Share this article on:

Fifty Men, 3510 Marathons, Cardiac Risk Factors, and Coronary Artery Calcium Scores.

Roberts, William O.; Schwartz, Robert S.; Garberich, Ross F.; Carlson, Samantha; Knickelbine, Thomas; Schwartz, Jonathan G.; Peichel, Gretchen; Lesser, John R.; Wickstrom, Kelly; Harris, Kevin M.
Medicine & Science in Sports & Exercise: Post Acceptance: July 17, 2017
doi: 10.1249/MSS.0000000000001373
Original Investigation: PDF Only

Introduction/Purpose: Many male marathon runners have elevated coronary artery calcium (CAC) scores despite high physical activity. We examined the association between CAC scores, cardiovascular risk factors, and lifestyle habits in long term marathoners.

Methods: We recruited men who had run >=1 marathon annually for 25 consecutive years. CAC was assessed using coronary computed tomography angiography. Atherosclerotic cardiovascular disease (CAD) risk factors were measured with a 12-lead ECG, serum lipid panel, height, weight, resting blood pressure and heart rate, and a risk factor questionnaire.

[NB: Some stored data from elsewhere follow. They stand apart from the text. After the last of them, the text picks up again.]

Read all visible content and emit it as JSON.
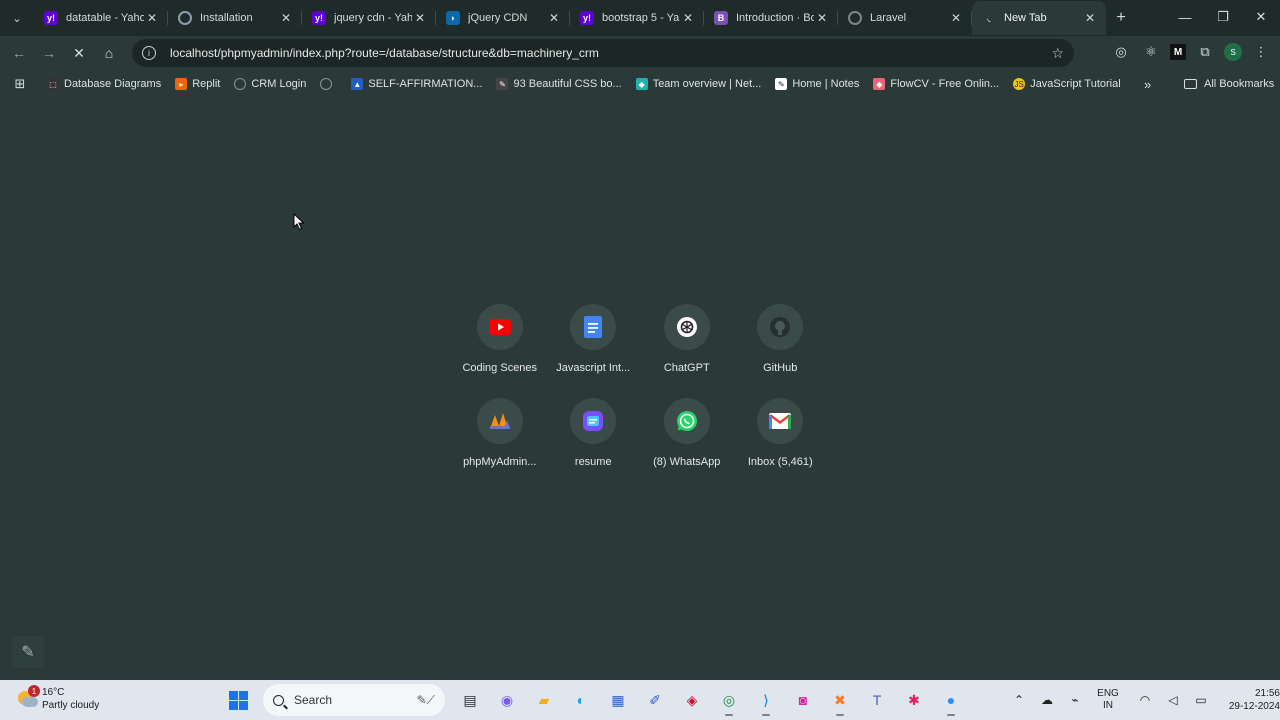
{
  "tabs": [
    {
      "title": "datatable - Yaho",
      "icon": "yahoo-icon",
      "color": "#6001d2",
      "glyph": "y!"
    },
    {
      "title": "Installation",
      "icon": "globe-icon",
      "color": "#8f9bb3",
      "glyph": ""
    },
    {
      "title": "jquery cdn - Yah",
      "icon": "yahoo-icon",
      "color": "#6001d2",
      "glyph": "y!"
    },
    {
      "title": "jQuery CDN",
      "icon": "jquery-icon",
      "color": "#0868ac",
      "glyph": "◗"
    },
    {
      "title": "bootstrap 5 - Ya",
      "icon": "yahoo-icon",
      "color": "#6001d2",
      "glyph": "y!"
    },
    {
      "title": "Introduction · Bo",
      "icon": "bootstrap-icon",
      "color": "#7952b3",
      "glyph": "B"
    },
    {
      "title": "Laravel",
      "icon": "globe-icon",
      "color": "#7a8786",
      "glyph": ""
    },
    {
      "title": "New Tab",
      "icon": "loading-icon",
      "color": "transparent",
      "glyph": "◟",
      "active": true
    }
  ],
  "close_glyph": "✕",
  "new_tab_glyph": "+",
  "window": {
    "minimize": "—",
    "restore": "❐",
    "close": "✕"
  },
  "nav": {
    "back": "←",
    "forward": "→",
    "stop": "✕",
    "home": "⌂"
  },
  "address": {
    "url": "localhost/phpmyadmin/index.php?route=/database/structure&db=machinery_crm",
    "info_glyph": "i",
    "star_glyph": "☆"
  },
  "extensions": {
    "ext1": "◎",
    "ext2": "⚛",
    "ext3": "M",
    "puzzle": "⧉",
    "profile": "S",
    "menu": "⋮"
  },
  "bookmarks": [
    {
      "label": "Database Diagrams",
      "icon": "diagram-icon",
      "color": "#333333",
      "glyph": "⬚"
    },
    {
      "label": "Replit",
      "icon": "replit-icon",
      "color": "#f26207",
      "glyph": "▸"
    },
    {
      "label": "CRM Login",
      "icon": "globe-icon",
      "color": "#8a9594",
      "glyph": ""
    },
    {
      "label": "",
      "icon": "globe-icon",
      "color": "#8a9594",
      "glyph": ""
    },
    {
      "label": "SELF-AFFIRMATION...",
      "icon": "bookmark-icon",
      "color": "#1f5fbf",
      "glyph": "▲"
    },
    {
      "label": "93 Beautiful CSS bo...",
      "icon": "css-icon",
      "color": "#444444",
      "glyph": "✎"
    },
    {
      "label": "Team overview | Net...",
      "icon": "netlify-icon",
      "color": "#20b2aa",
      "glyph": "◆"
    },
    {
      "label": "Home | Notes",
      "icon": "notes-icon",
      "color": "#ffffff",
      "glyph": "✎"
    },
    {
      "label": "FlowCV - Free Onlin...",
      "icon": "flowcv-icon",
      "color": "#e8667a",
      "glyph": "◆"
    },
    {
      "label": "JavaScript Tutorial",
      "icon": "js-icon",
      "color": "#f0c419",
      "glyph": "JS"
    }
  ],
  "bookmarks_more": "»",
  "all_bookmarks": "All Bookmarks",
  "apps_glyph": "⊞",
  "shortcuts": [
    {
      "label": "Coding Scenes",
      "icon": "youtube-icon"
    },
    {
      "label": "Javascript Int...",
      "icon": "docs-icon"
    },
    {
      "label": "ChatGPT",
      "icon": "chatgpt-icon"
    },
    {
      "label": "GitHub",
      "icon": "github-icon"
    },
    {
      "label": "phpMyAdmin...",
      "icon": "phpmyadmin-icon"
    },
    {
      "label": "resume",
      "icon": "resume-icon"
    },
    {
      "label": "(8) WhatsApp",
      "icon": "whatsapp-icon"
    },
    {
      "label": "Inbox (5,461)",
      "icon": "gmail-icon"
    }
  ],
  "customize_glyph": "✎",
  "taskbar": {
    "weather": {
      "temp": "16°C",
      "desc": "Partly cloudy",
      "badge": "1"
    },
    "search_label": "Search",
    "search_deco": "✎⟋",
    "apps": [
      {
        "name": "taskbar-file-explorer-icon",
        "glyph": "▤",
        "color": "#2a2a2a",
        "running": false
      },
      {
        "name": "taskbar-copilot-icon",
        "glyph": "◉",
        "color": "#7b5cf0",
        "running": false
      },
      {
        "name": "taskbar-folder-icon",
        "glyph": "▰",
        "color": "#f2b01e",
        "running": false
      },
      {
        "name": "taskbar-edge-icon",
        "glyph": "◐",
        "color": "#1b9de2",
        "running": false
      },
      {
        "name": "taskbar-store-icon",
        "glyph": "▦",
        "color": "#2a62c9",
        "running": false
      },
      {
        "name": "taskbar-pen-icon",
        "glyph": "✐",
        "color": "#3a56d4",
        "running": false
      },
      {
        "name": "taskbar-mcafee-icon",
        "glyph": "◈",
        "color": "#c8102e",
        "running": false
      },
      {
        "name": "taskbar-chrome-icon",
        "glyph": "◎",
        "color": "#1e8e3e",
        "running": true
      },
      {
        "name": "taskbar-vscode-icon",
        "glyph": "⟩",
        "color": "#0a7acc",
        "running": true
      },
      {
        "name": "taskbar-instagram-icon",
        "glyph": "◙",
        "color": "#d6249f",
        "running": false
      },
      {
        "name": "taskbar-xampp-icon",
        "glyph": "✖",
        "color": "#fb7a24",
        "running": true
      },
      {
        "name": "taskbar-teams-icon",
        "glyph": "T",
        "color": "#5059c9",
        "running": false
      },
      {
        "name": "taskbar-slack-icon",
        "glyph": "✱",
        "color": "#e01e5a",
        "running": false
      },
      {
        "name": "taskbar-zoom-icon",
        "glyph": "●",
        "color": "#2d8cff",
        "running": true
      }
    ],
    "tray": {
      "chevron": "⌃",
      "cloud": "☁",
      "network": "⌁",
      "wifi": "◠",
      "volume": "◁",
      "battery": "▭",
      "bell": "🔔"
    },
    "lang": {
      "top": "ENG",
      "bottom": "IN"
    },
    "clock": {
      "time": "21:56",
      "date": "29-12-2024"
    }
  }
}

Results: Fifty males, mean age 59 +/- 0.9 years with a combined total of 3,510 marathons (median 58.5; range 27-171), had a mean BMI of 22.44 m2/kg +/- 0.4, HDL and LDL cholesterols of 58 +/- 1.6 and 112 +/- 3.7 mg/dL, and CAC scores from 0 to 3,153. CAC scores varied from zero in 16 runners, to 1-100 in 12, 101-400 in 12, and >400 in 10. There was no statistical difference in the number of marathons run between the 4 groups. Compared to marathoners with no CAC, marathoners with moderate and extensive CAC were older (p=0.002), started running at an older age (p=0.003), were older when they ran their first marathon (p=0.006), and had more CAD risk factors (p=0.005); and marathoners with more CAC had higher rates of previous tobacco use (p=0.002) and prevalence of hyperlipidemia (p=0.01).

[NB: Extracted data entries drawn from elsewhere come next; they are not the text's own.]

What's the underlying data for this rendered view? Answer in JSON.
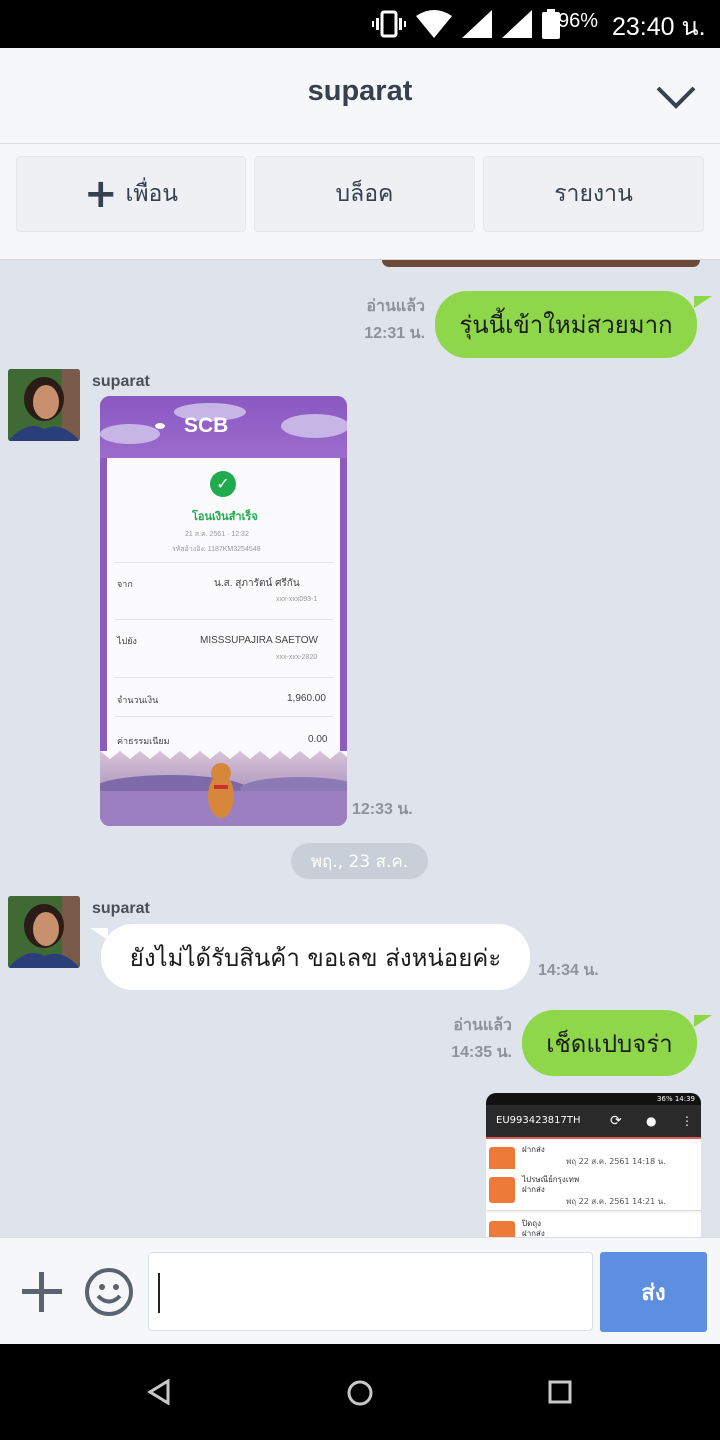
{
  "status_bar": {
    "battery": "96%",
    "time": "23:40 น."
  },
  "header": {
    "title": "suparat"
  },
  "actions": {
    "add_friend": "เพื่อน",
    "block": "บล็อค",
    "report": "รายงาน"
  },
  "messages": [
    {
      "read": "อ่านแล้ว",
      "time": "12:31 น.",
      "text": "รุ่นนี้เข้าใหม่สวยมาก"
    },
    {
      "sender": "suparat",
      "time": "12:33 น.",
      "receipt": {
        "brand": "SCB",
        "status": "โอนเงินสำเร็จ",
        "date": "21 ส.ค. 2561 · 12:32",
        "ref": "รหัสอ้างอิง: 1187KM3254548",
        "from_label": "จาก",
        "from_name": "น.ส. สุภารัตน์ ศรีกัน",
        "from_acct": "xxx-xxx093-1",
        "to_label": "ไปยัง",
        "to_name": "MISSSUPAJIRA SAETOW",
        "to_acct": "xxx-xxx-2820",
        "amount_label": "จำนวนเงิน",
        "amount": "1,960.00",
        "fee_label": "ค่าธรรมเนียม",
        "fee": "0.00"
      }
    },
    {
      "date_chip": "พฤ., 23 ส.ค."
    },
    {
      "sender": "suparat",
      "time": "14:34 น.",
      "text": "ยังไม่ได้รับสินค้า ขอเลข ส่งหน่อยค่ะ"
    },
    {
      "read": "อ่านแล้ว",
      "time": "14:35 น.",
      "text": "เช็ดแปบจร่า"
    },
    {
      "thumbnail": {
        "status": "36% 14:39",
        "tracking": "EU993423817TH",
        "row1_title": "ฝากส่ง",
        "row1_time": "พฤ 22 ส.ค. 2561 14:18 น.",
        "row2_title": "ไปรษณีย์กรุงเทพ",
        "row2_sub": "ฝากส่ง",
        "row2_time": "พฤ 22 ส.ค. 2561 14:21 น.",
        "row3_title": "ปิดถุง",
        "row3_sub": "ฝากส่ง"
      }
    }
  ],
  "input": {
    "send": "ส่ง"
  },
  "colors": {
    "outgoing_bubble": "#8ed74a",
    "incoming_bubble": "#ffffff",
    "send_button": "#5e8ee0",
    "chat_background": "#dfe4ec"
  }
}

Conclusion: Among experienced males who have run marathons for 26-34 years and completed between 27-171 marathons, CAC score is related to CAD risk factors and not the number of marathons run or years of running. This suggests that among long-term marathoners, more endurance exercise is not associated with an increased risk of CAC.